|Friday, 06 July 2012 13:58|
A couple of days ago, after it was announced very publicly that Anderson Cooper"s sexual orientation is "gay," I wrote a post saying, basically, "So what? Is this news?" I didn"t believe it was a genuine news story. I felt it was no big deal: He"s gay. Who cares?
Well, I suppose the moral of this story is that what is largely irrelevant to some people can be big news for others. I should have remembered that when I came out as a transitioning woman, I was doing so to raise awareness about people like me with gender dysphoria. Now that I have been doing it for four years and counting, it"s old hat.
And, I have lots of gay and lesbian and bisexual and transgender acquaintances and friends, most of whom are out. So, it"s no surprise that I simply shrugged when I heard about Anderson.
I still maintain that, ideally speaking, a person"s sexual orientation or gender identity should be no big deal to the world at large. I would still like to see everyone be "ho-humm" about it all. But the fact is, a lot of LGBT people do still live in the closet. They"re afraid to come out, they"re afraid of the very real discrimination that still exists in this world.
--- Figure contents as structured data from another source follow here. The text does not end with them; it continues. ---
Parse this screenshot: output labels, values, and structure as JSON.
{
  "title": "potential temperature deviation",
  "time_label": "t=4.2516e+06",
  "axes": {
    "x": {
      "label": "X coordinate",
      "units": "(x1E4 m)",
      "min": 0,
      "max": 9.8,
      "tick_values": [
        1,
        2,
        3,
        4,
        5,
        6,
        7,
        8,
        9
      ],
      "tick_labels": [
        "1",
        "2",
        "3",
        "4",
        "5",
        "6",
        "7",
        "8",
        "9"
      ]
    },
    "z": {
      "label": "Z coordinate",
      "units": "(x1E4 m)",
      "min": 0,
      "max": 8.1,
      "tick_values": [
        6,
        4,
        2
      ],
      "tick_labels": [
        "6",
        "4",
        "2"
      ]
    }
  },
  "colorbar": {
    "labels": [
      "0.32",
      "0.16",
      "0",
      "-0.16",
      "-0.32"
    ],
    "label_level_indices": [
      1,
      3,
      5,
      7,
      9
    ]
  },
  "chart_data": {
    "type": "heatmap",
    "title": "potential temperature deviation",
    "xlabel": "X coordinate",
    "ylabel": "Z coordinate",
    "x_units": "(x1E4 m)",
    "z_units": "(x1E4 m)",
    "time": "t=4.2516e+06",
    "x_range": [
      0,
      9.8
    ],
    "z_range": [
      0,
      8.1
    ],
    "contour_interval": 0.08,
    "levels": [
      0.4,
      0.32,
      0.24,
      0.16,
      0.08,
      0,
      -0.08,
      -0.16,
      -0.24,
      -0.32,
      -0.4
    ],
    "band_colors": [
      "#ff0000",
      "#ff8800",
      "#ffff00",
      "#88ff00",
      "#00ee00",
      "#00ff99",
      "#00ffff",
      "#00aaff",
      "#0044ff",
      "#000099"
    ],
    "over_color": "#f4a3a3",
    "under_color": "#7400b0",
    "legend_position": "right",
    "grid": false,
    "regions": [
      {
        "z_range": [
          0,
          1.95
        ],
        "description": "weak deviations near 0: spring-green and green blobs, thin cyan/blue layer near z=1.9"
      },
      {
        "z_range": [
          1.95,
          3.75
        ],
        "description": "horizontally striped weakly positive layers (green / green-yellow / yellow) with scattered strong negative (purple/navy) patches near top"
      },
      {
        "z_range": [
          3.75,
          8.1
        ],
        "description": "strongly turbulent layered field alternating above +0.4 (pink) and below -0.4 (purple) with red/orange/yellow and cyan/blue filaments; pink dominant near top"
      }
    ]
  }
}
I"ve been reading a good article by John M. Becker on the LGBTQ Nation site. He explains why Anderson"s coming-out announcement is important news (to some), and why it matters. Here"s a brief excerpt, but I urge you to read the full article:
Writes John: "In our heterosexist culture, straight people feel no obligation to keep any details of their love lives private. We"re surrounded by art, music, literature, drama, and media dissecting, lamenting, and extolling every facet of love between opposite-sex couples. How often do we hear about the boyfriends/girlfriends, fiancees, spouses, or even the one-night stands of everyone from our straight friends and co-workers to heterosexual celebrities, major and minor? Yet as soon as LGBT people enter into the discussion, love and sexuality become a matter of a person"s "private life?" Give me a break. What it really boils down to is that LGBT people and couples feel pressure to keep our love and relationships private in order to avoid making straight people uncomfortable."
Good points, John.
I live a bit of a charmed life. Not only am I fully out as both a woman who has transitioned and as a bisexual person, I do share details about my love life. My colleagues, friends and readers hear about my boyfriends and girlfriends, and about other parts of my private life. I don"t face any real discrimination, because I live in a tolerant society and work with good, good people.
But I understand that many LGBT people are still afraid, and have good reasons to be afraid, and that Anderson"s announcement may be an inspiration for them. It will also help in the struggle for equal rights in the United States, because God knows, they have a ways to go in some states yet.
I yearn for the day when everyone will have the freedom I have, and I do believe it will come.